Adoption numbers continue to fall
A total of 457 adoptions were carried out in Norway in 2012, which is 7 per cent less than the year before. The figure for inter-country adoptions was 22 per cent lower than in 2011, while step-children adoptions increased by 22 per cent.
|2012||2011 - 2012||2002 - 2012|
|Intercountry adoptions, selected countries|
The number of inter-country adoptions continues to fall, and is at its lowest since the early 1970s. This is partly because fewer children are released for adoption to other countries. After a decrease in the number of step-children adopted in the last two years, the number increased in 2012.
Most children from China
Twenty-two per cent of the children adopted from abroad in 2012 came from China, 17 per cent came from Colombia and 13 per cent from South Korea. From 2000 to 2010, most of the children adopted from abroad came from China. In 2011, most children came from Colombia, while in 2012 most of the children again came from China.
Boys from China and South Korea overrepresented
In 2012, there were 134 boys and 97 girls adopted from abroad. Of these, 48 per cent were under 3 years old, while 35 per cent were 3 or 4 years old. Almost twice as many boys as girls were adopted from China. Previously, it was mainly girls that were adopted from China. The number of boys adopted from China has increased from 2 per cent in 2005 to 65 per cent in 2012. In the same period, the number of adopted children from China has fallen from 326 to 51. From Colombia there were almost as many boys as girls adopted. From South Korea the majority of children adopted were boys, and only 5 out of 29 were girls.
The figures related to the total population show that the counties of Akershus and Hordaland had the highest annual number of inter-country adoptions per 100 000 inhabitants on average in the period 2008-2012. Hedmark had the lowest numbers.

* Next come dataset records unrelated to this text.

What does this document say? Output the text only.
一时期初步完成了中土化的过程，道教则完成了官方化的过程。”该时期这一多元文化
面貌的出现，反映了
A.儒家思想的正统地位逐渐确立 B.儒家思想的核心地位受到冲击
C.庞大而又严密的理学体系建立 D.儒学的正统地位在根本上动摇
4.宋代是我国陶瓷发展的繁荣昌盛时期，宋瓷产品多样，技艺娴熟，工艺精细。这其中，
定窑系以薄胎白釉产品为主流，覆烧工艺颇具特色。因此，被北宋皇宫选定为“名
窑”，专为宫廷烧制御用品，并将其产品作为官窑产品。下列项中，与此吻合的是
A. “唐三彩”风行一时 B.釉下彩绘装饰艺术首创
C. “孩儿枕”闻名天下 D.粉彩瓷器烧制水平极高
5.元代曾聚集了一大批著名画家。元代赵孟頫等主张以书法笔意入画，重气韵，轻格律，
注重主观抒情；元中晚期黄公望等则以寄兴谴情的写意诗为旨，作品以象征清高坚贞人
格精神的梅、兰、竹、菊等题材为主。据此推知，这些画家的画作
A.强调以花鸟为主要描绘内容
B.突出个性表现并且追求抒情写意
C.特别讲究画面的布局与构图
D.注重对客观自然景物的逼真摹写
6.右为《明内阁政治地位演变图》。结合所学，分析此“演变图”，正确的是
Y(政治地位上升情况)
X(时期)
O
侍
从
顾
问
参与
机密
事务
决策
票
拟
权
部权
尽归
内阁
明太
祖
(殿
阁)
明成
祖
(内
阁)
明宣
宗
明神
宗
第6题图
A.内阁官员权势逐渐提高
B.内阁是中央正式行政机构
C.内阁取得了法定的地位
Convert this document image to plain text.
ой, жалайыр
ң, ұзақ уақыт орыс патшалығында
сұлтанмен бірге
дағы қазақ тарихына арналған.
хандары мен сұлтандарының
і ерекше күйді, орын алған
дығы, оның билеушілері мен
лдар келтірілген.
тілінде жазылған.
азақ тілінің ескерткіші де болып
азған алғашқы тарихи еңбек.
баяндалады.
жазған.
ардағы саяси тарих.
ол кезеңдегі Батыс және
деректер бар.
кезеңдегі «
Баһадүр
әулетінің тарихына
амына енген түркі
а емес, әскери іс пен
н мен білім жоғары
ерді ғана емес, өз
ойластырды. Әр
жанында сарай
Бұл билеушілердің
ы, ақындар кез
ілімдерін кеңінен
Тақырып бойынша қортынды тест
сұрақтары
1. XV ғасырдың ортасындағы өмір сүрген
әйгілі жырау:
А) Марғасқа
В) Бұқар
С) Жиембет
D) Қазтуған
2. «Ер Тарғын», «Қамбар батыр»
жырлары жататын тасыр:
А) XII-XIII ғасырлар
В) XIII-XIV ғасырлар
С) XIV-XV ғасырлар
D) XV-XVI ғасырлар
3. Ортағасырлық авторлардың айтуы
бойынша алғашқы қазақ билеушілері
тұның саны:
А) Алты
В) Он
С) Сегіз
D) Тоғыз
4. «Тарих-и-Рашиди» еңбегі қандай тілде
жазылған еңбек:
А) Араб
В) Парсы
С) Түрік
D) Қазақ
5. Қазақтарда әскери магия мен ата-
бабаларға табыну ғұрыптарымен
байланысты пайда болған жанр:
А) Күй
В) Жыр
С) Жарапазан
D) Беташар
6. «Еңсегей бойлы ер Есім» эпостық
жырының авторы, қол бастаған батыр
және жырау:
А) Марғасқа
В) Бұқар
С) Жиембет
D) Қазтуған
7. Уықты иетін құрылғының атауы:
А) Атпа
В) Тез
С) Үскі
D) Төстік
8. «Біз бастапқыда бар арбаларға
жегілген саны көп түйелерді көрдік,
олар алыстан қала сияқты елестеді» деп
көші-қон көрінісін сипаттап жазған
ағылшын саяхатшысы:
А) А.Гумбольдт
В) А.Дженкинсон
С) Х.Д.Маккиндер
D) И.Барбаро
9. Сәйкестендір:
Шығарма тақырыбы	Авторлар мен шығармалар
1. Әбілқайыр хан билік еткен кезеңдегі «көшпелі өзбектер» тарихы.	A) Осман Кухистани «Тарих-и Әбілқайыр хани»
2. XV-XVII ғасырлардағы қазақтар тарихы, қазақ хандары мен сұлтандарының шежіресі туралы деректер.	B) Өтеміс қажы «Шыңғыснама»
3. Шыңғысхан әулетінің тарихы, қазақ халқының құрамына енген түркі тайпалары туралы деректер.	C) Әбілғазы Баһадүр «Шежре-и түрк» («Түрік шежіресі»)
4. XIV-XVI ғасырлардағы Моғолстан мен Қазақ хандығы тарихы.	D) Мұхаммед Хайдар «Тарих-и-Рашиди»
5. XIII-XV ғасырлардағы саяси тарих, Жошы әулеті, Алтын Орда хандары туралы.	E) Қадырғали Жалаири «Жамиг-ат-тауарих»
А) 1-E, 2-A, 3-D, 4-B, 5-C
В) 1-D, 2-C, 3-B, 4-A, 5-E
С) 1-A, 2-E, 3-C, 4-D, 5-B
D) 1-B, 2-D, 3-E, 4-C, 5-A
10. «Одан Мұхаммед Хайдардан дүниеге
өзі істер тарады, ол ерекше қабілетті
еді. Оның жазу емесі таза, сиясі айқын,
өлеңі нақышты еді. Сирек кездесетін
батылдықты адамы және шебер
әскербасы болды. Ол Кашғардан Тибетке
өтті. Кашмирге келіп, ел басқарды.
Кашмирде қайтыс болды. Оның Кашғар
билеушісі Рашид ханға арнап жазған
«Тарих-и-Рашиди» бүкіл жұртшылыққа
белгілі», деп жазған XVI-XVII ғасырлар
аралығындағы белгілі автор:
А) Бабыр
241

Step-children older than the children adopted from abroad
With regard to the adoption of step-children, the same number of boys and girls were adopted in 2012, and they were older than the children adopted from abroad. Thirty-eight per cent were under 3 years old, 31 per cent were in the age group 3-17 years and 32 per cent were 18 years or older. Fifty-eight per cent were adopted by their step-father, 37 per cent by their step-mother and 5 per cent by a partner in a partnership. The counties of Hedmark and Oppland had no step-children adoptions in 2012, while the counties of Oslo and Akershus had most, with 38 and 28 respectively.